É uma mulher que também entende de obras, e faz questão de mostrar cada detalhe de sua casa ao TAB. "Fiz a ponte, minha filha fez a piscina e minha ex-mulher fez o hall de entrada", diz a advogada, indicando as instalações construídas por ela em um condomínio de luxo em Barueri, na Grande São Paulo. Márcia é vizinha da empresária Luiza Trajano e do apresentador José Luiz Datena.

Na sala, com duas enormes janelas de vidro que dão vista para um bosque, Márcia também escolheu os granitos colocados na escada que leva a um primeiro andar. "Fui com um amigo comprar essa pedra no Espírito Santo. Montei uma marmoraria aqui dentro para preparar tudo.
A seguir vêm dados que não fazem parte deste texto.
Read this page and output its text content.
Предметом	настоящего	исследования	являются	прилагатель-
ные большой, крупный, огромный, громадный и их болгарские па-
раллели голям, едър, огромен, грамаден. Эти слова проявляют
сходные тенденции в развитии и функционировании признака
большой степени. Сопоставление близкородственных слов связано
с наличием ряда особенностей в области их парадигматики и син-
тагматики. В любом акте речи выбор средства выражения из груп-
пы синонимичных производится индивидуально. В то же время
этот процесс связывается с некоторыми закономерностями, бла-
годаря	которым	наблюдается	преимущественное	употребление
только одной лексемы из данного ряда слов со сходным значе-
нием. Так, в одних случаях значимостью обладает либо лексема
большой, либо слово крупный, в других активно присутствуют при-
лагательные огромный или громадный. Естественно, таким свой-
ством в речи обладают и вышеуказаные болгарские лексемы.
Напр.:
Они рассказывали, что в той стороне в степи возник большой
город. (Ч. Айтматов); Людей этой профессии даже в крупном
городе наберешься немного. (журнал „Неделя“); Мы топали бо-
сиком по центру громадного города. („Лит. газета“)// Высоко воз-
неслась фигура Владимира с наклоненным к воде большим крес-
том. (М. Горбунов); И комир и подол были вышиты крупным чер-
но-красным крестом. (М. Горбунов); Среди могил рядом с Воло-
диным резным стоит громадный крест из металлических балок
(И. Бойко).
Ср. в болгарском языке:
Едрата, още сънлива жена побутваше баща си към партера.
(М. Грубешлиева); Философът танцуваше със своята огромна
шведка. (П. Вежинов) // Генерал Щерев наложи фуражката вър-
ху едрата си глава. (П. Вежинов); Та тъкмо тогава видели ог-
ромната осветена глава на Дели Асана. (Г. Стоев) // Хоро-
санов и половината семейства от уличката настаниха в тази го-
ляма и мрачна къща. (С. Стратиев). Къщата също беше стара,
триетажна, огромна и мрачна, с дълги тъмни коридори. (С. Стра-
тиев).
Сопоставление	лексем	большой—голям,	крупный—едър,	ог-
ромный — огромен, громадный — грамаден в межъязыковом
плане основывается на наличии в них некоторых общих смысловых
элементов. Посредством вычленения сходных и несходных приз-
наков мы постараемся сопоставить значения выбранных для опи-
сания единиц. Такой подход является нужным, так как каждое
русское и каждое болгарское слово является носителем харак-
Escolhi essas da escada, aquelas da lareira e as do banheiro", conta. "Essas pedras da escada eu vi, depois, no banheiro de um mafioso em um filme", brinca.

"Essa casa é coisa de travesti", soltou Márcia, segurando os longos cabelos pretos, na varanda, enquanto posava para foto. "Coisa de travesti é uma frase que eu sempre uso nas minhas redes sociais. Eu gosto de mostrar que tudo é coisa de travesti. A gente tem o direito de ter o que a gente quiser, de estar onde a gente quiser."

A posse da nova gestão da OAB será em 1º de janeiro. É o dia em que Márcia colocará, mais uma vez, seu nome na história.